When an aquaculture site is decommissioned, it is a requirement that they engage with a contractor to provide underwater clean-up services at the site. Our team has been heavily involved in multiple projects of this kind, and we are one of the most experienced underwater clean-up crews on the coast.
In addition, we are committed to working with First Nations in whose territory we are operating, which often means that First Nation guardians or observers become a part of our team on these projects.
Clean-up jobs begin with a detailed plan that outlines crew size, equipment needed, conditions both underwater and above water of the site, client expectations and data collection. Some of these variables won’t be known until after we conduct a preliminary survey.
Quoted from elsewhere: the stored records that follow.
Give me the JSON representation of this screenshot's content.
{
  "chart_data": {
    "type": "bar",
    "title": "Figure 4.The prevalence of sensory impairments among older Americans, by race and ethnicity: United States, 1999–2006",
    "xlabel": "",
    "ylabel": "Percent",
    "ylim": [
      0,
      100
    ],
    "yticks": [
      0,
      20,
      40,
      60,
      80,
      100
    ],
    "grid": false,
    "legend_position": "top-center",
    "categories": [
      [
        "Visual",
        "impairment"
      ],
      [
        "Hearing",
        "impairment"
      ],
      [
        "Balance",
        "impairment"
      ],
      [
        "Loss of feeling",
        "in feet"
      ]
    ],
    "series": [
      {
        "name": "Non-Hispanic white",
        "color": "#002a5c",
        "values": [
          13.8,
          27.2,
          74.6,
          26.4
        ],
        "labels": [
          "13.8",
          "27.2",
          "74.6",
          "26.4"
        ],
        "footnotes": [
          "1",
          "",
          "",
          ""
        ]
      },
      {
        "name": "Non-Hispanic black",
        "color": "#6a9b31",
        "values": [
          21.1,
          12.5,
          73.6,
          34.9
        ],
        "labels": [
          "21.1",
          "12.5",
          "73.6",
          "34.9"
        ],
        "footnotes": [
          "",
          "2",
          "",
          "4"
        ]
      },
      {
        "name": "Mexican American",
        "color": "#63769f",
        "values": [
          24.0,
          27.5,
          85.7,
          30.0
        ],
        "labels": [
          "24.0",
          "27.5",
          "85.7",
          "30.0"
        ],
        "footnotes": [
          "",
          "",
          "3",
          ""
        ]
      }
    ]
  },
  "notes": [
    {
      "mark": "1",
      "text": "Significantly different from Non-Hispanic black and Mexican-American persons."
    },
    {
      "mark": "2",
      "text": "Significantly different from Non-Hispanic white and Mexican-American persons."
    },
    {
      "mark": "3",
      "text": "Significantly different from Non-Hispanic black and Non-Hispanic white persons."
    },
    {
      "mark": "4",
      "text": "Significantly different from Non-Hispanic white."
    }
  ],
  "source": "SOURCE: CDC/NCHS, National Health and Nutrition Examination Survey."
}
Factors such as site depth play a major role in these projects – many aquaculture sites are located in waters that are too deep to be safe for our divers. This is when our ROV fleet becomes indispensable.
The purpose of the preliminary survey is to first gauge how many items need to be recovered from the ocean floor and second, what those items are. Heavy weight blocks are more challenging to recover back to the surface than netting or lighter debris – conducting a preliminary survey allows us to let the client know exactly how long the clean-up will take, how many items we expect to recover, and whether we may need additional supports, such as a crane barge, throughout the operation.
Underwater clean-ups are usually a multi-week or multi-month project, and can utilize more than one vessel and ROV unit at a time. We are proud of our ability to execute these jobs in a timely fashion, helping to restore ocean environments to their natural state.
On the Sunshine Coast of BC, near Earl’s Cove, we successfully completed a dual-environmental survey at a private residence which planned on installing a new dock. These surveys are critical for both companies and private owners as a part of the permits and approvals process when looking to install new docks or moorage.
This project utilized one of our Seabotix ROV’s as well as our custom-built SeaVeyor IV vessel. Underwater transects were flown at 10m intervals over the proposed dock site, moving from deep water into the shoreline. Each transect was digitally recorded for analysis. Photos of the terrestrial area were also obtained, and the crew conducted a riparian survey. Both of these surveys were completed in one day.
Back at our office in Black Creek, the underwater video footage was analyzed. Our team concluded that there would be no negative impacts to the benthic environment or any sensitive habitat by installing a dock in that location. The survey and final report were carried out by our in-house Environmental Assessment Biologist Luke Denbigh and Environmental Technician Chris Boldt.